Gli operatori via cavo possono scegliere liberamente i programmi analogici

L'obbligo di diffusione di determinati programmi televisivi (programmi must carry) nell'offerta in tecnica analogica delle reti via cavo viene soppresso gradualmente. Dato che la maggioranza preponderante della popolazione svizzera ricorre a offerte in tecnica digitale, dal 2015 l'obbligo di diffusione sarà applicato solo al settore digitale.

La modifica dell'ordinanza del Dipartimento dell'ambiente, dei trasporti, dell'energia e delle comunicazioni (DATEC) entra in vigore il 1° giugno 2013. A medio termine gli operatori via cavo possono scegliere liberamente quali programmi diffondere sulle proprie reti analogiche.
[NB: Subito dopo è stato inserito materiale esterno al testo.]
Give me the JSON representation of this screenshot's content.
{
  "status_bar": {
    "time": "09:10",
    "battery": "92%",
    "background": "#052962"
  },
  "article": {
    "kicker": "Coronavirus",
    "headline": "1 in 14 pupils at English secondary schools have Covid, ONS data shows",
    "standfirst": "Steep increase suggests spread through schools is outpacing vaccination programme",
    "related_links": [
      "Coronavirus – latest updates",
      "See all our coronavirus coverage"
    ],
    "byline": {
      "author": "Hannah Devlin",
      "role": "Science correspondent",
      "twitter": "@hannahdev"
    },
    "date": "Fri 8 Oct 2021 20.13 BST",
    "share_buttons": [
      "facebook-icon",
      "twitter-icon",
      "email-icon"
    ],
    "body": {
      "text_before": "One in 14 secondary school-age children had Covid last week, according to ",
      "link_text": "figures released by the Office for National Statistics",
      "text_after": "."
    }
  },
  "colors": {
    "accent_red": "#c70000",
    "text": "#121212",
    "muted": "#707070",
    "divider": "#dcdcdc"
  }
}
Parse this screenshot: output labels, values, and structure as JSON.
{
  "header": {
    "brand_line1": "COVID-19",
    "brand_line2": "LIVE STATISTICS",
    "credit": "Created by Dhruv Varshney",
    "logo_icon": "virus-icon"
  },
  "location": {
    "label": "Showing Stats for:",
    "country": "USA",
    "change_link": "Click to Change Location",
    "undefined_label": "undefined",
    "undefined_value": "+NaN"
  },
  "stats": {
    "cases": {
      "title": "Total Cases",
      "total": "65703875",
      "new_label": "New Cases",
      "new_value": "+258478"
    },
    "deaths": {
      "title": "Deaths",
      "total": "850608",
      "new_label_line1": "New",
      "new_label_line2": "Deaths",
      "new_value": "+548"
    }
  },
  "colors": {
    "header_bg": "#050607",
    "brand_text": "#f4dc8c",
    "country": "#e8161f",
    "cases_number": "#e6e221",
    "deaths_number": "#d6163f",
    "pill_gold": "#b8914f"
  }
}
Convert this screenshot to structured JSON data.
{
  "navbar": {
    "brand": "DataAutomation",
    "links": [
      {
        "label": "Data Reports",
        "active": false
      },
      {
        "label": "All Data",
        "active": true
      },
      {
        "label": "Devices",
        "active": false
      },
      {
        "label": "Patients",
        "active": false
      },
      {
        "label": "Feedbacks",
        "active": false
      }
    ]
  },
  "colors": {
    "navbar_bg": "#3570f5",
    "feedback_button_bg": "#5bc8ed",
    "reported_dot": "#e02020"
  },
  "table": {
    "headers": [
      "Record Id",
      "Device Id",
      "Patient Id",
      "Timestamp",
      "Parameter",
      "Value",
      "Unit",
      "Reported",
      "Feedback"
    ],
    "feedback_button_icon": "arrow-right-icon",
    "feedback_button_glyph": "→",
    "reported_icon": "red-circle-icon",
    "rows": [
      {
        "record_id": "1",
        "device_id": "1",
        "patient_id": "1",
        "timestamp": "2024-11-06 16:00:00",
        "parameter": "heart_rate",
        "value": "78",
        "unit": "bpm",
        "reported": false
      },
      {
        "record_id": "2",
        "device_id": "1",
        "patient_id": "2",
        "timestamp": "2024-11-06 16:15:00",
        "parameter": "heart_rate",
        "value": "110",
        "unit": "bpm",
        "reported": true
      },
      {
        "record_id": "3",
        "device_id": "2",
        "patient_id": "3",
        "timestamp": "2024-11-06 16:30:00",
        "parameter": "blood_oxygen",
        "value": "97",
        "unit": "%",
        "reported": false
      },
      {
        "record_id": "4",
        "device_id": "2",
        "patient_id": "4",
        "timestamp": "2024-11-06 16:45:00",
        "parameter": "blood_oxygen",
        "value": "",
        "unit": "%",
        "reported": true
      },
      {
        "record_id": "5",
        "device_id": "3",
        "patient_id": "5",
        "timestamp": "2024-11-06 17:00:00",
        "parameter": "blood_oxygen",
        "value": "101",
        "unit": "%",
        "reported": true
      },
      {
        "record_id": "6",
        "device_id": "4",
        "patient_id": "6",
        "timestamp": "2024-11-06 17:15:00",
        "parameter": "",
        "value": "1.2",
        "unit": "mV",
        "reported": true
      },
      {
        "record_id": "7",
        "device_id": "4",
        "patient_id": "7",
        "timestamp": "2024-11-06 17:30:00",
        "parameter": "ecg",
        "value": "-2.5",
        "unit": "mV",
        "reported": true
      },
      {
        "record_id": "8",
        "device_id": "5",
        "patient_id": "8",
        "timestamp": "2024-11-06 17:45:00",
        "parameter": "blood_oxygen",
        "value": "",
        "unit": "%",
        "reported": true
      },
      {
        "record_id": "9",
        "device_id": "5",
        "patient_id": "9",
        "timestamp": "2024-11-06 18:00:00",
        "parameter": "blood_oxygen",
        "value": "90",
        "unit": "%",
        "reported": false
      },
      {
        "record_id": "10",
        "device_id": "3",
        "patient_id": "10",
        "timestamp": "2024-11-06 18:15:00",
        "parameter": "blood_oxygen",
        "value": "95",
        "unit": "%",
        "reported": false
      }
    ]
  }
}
L'obbligo di diffusione analogica (obbligo must carry) verrà soppresso in due tappe: entro il 1° giugno 2013 decade l'obbligo di attivazione per i programmi esteri (ARD, ORF 1, France 2, Rai Uno, ARTE, 3 Sat, TV5, Euronews). A partire dal 1° gennaio 2015 si potrà rinunciare anche alla diffusione in analogico dei programmi televisivi nazionali must carry (programmi della SSR, programmi regionali titolari di una concessione).

Se un operatore via cavo offre gratuitamente ai suoi clienti un decodificatore analogico-digitale (decoder) per la ricezione di un'offerta di base digitale equivalente è esonerato da tutti gli obblighi must carry in tecnica analogica e può stabilire in piena libertà la composizione della propria l'offerta televisiva in analogico. Avvalendosi di un semplice decoder è possibile ricevere un'offerta di base digitale anche sull'antiquato televisore a tubo catodico. L'obbligo di diffusione in tecnica analogica si estende fino al 21 marzo 2015 soltanto per Joiz, il programma dedicato ai giovani, e ciò in virtù di una decisione del Tribunale amministrativo federale.

Le disposizioni in merito all'offerta digitale degli operatori via cavo rimangono invariate. Ciò significa che in questo settore si dovrà continuare a diffondere i programmi must carry menzionati.

Problemi di capacità causati dall'obbligo di diffusione in analogico

Gli operatori delle reti via cavo che offrono programmi radiotelevisivi in tecnica digitale e analogica erano finora tenuti a diffondere certi programmi nazionali ed esteri con entrambe le tecnologie. Con l'ampliamento dell'offerta digitale gli operatori via cavo raggiungono sempre più il limite delle capacità. Infatti per la diffusione di un programma televisivo analogico è necessaria la stessa larghezza di banda richiesta per la diffusione di dieci programmi televisivi digitali in definizione standard o quattro in alta definizione.

Il 1° agosto 2012 il Consiglio federale ha pertanto trasferito al DATEC la competenza di abolire l'obbligo di diffusione analogica a cui sono soggetti i programmi televisivi must carry, non appena questi vengano captati in modalità digitale da una maggioranza preponderante del pubblico. Visto che la ricezione dei programmi televisivi avviene in tecnica digitale in circa l'85 per cento di tutte le economie domestiche, il DATEC ha effettuato la relativa modifica dell'ordinanza sulla radiotelevisione.